In this business, we’re constantly checking the weather and asking ourselves: What’s the temperature going to be? Can we make snow? Is there snow in the forecast? How much snow is in the forecast? When is the next powder day? And this list goes on…
Luckily for us, we can answer these questions with a good amount of confidence because we know who to go to for the answers.
Meet Russ Murley – Sunday River’s very own contracted meteorologist through Precision Weather Service. He’s the man with our twice daily snow plan and he’s here to talk about a change in weather pattern.
First of all, tell me about your weather background and what brought you to the Sunday River area?
I grew up in the Lakes Region and became interested in weather at a very young age. I followed that passion and got my degree in meteorology at Lyndon State in 1986. My career has been a mix of radio, television, and private consulting work – which is mostly what I do now. I started skiing (by accident) at Sugarloaf back in the 70s and have been in love with the sport since then. My habit has taken me all over the world, but my home mountain has been Sunday River since the late 80s. I moved to West Bethel last year in pursuit of 100-day seasons!

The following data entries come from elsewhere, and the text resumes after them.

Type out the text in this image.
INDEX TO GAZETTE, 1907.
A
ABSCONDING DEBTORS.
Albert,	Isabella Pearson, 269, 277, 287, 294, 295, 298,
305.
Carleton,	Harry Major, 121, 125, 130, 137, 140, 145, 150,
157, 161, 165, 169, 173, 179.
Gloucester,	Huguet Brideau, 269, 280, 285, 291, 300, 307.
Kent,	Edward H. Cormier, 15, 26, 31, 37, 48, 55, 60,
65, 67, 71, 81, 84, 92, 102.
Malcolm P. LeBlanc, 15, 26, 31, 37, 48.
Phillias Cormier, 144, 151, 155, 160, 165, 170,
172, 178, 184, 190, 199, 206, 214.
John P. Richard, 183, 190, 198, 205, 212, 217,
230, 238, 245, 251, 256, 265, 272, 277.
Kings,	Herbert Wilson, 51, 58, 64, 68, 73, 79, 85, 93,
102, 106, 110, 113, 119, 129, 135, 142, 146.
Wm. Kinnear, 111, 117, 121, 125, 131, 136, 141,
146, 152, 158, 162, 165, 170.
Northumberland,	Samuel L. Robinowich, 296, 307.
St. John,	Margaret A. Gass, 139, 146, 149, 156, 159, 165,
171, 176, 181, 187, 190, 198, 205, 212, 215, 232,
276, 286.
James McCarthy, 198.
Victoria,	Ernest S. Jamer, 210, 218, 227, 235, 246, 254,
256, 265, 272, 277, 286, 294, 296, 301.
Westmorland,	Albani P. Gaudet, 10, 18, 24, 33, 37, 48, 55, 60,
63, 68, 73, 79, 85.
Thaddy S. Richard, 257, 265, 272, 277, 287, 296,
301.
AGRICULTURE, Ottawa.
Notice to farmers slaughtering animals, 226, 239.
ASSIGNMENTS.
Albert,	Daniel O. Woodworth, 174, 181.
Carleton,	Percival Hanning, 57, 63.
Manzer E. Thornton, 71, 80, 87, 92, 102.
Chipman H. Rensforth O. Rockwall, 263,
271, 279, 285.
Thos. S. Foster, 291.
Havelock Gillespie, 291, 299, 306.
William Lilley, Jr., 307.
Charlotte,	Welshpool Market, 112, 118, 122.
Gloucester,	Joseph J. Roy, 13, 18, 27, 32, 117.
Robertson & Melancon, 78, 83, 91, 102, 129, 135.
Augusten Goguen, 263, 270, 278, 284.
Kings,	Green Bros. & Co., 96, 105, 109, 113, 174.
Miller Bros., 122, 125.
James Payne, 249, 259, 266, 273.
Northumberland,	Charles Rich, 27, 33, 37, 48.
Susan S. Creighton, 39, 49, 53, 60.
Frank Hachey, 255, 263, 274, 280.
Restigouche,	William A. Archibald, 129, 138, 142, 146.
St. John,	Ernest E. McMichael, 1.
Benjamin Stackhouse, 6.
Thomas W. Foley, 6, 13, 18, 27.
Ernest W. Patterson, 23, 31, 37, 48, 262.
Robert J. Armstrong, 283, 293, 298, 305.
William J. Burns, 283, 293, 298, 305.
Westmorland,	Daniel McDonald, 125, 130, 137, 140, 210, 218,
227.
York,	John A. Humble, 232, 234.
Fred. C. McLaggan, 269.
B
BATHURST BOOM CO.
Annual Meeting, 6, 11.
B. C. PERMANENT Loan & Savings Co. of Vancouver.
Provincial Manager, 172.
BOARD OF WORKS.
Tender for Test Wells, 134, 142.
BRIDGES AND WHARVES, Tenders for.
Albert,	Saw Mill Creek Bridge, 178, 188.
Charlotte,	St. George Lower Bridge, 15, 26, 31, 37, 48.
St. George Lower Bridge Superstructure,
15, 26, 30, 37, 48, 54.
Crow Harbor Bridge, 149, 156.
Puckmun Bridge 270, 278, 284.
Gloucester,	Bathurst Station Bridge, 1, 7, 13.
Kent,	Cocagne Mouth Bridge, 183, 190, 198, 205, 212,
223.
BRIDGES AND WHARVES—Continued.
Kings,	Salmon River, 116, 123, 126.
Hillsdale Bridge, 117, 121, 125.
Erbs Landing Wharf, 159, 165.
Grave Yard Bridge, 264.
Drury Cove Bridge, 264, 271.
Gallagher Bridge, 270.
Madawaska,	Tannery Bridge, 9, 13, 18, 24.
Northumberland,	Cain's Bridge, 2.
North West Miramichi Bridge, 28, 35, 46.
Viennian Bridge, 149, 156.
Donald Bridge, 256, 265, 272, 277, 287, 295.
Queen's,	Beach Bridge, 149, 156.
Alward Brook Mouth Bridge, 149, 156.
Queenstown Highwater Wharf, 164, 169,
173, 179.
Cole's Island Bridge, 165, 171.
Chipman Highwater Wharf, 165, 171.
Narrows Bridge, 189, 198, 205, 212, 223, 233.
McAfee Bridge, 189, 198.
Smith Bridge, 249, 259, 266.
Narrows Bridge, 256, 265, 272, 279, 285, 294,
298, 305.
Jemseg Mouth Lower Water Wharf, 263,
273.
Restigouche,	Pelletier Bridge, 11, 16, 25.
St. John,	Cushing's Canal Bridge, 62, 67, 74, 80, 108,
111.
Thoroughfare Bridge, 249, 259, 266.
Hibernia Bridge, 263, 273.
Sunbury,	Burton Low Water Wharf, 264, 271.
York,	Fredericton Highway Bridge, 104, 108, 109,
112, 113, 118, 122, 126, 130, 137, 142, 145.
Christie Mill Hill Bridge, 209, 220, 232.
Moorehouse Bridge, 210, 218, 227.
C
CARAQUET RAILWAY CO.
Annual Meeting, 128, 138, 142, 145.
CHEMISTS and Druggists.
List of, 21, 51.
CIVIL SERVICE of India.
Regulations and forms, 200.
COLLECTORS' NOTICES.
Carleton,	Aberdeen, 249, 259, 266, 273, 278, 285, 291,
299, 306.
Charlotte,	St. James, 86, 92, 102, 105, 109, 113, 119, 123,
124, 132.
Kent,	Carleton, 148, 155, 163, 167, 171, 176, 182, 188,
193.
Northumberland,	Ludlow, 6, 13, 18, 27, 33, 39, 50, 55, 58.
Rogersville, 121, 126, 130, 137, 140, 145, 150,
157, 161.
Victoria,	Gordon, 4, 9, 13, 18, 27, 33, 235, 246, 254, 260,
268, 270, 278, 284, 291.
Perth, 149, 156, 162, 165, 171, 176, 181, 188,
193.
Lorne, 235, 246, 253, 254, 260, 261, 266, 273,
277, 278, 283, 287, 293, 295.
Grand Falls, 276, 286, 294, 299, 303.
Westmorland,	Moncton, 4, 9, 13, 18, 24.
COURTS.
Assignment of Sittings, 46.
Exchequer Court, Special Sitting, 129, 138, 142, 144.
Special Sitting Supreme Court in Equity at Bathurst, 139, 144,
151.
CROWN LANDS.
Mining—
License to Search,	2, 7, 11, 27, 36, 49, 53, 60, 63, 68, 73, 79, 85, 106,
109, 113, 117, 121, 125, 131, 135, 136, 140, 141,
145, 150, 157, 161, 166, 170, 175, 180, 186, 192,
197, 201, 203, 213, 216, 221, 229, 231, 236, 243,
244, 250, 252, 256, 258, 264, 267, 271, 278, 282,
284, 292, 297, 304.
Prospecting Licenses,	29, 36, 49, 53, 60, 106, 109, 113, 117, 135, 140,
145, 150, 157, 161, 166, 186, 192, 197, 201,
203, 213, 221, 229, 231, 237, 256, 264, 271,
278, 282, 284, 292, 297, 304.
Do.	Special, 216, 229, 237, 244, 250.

What service do you provide Sunday River and how long have you been working with us?
I started doing some consulting with Sunday River in the early 90s, but have been doing the day-to-day operational forecasting for about 15 years now.
We’ve been hearing a lot about a major pattern change – what exactly does this mean?
Well, we [typically] see several major pattern changes during the course of every season – the most recent change was the arrival of some consistently colder weather back in December. We’ve seen a bit of a break from the cold weather these past few weeks, and we’re eyeing a more significant pattern change that will bring us back to more consistent cold – and at times snowy weather – for what could be the majority of the next two months. The majority of the tools we use for long-range forecasting are on board with this big change, and I feel it will hold for quite some time.
What does this mean for Sunday River skiers and snowboarders?
This means that we’ve yet to see the best of the season. I feel we’ll see a good deal of snow going forward. The drought has broken and the longer range stuff I’ve been studying is consistent with a strong finish to winter. I think this will be a lot like the 92-93 season, which had no great shakes up until we got dumped on in February and March. The grand finale was a huge March blizzard that season!
Is this latest storm the beginning of this weather pattern shift?
Yes, this is the start of the “end of the thaw” and it’s a nice way to finish off two weeks of above normal temps.
What exactly is causing this weather pattern shift?
We’ve seen a big drop in the Southern Oscillation Index – which is a pressure pattern in the subtropical Pacific – and almost always telegraphs to a colder pattern in Eastern North America. In addition to this, we’ve seen what’s called a sudden stratospheric warming over the high arctic. This flip in the upper levels of the atmosphere will almost always lead to a much colder pattern over the eastern half of the country this time of year!
Give it to us straight – can we plan on more powder days ahead?
Absolutely – plenty more!
Now some easier questions; what is your favorite type of weather event to cover and why?
Snowstorms are my favorite – despite the low sleep factor. I also like tracking severe thunderstorms here in New England!
What is your favorite Sunday River trail to ski?
Where can we find you on a powder day?
If you could have any job here at Sunday River, what job would you want and why?
Ski Patrol – for all those choice first track powder runs then get. Product testing!
Après beverage of choice?
Depends on the weather, but usually a malted barley type of beverage.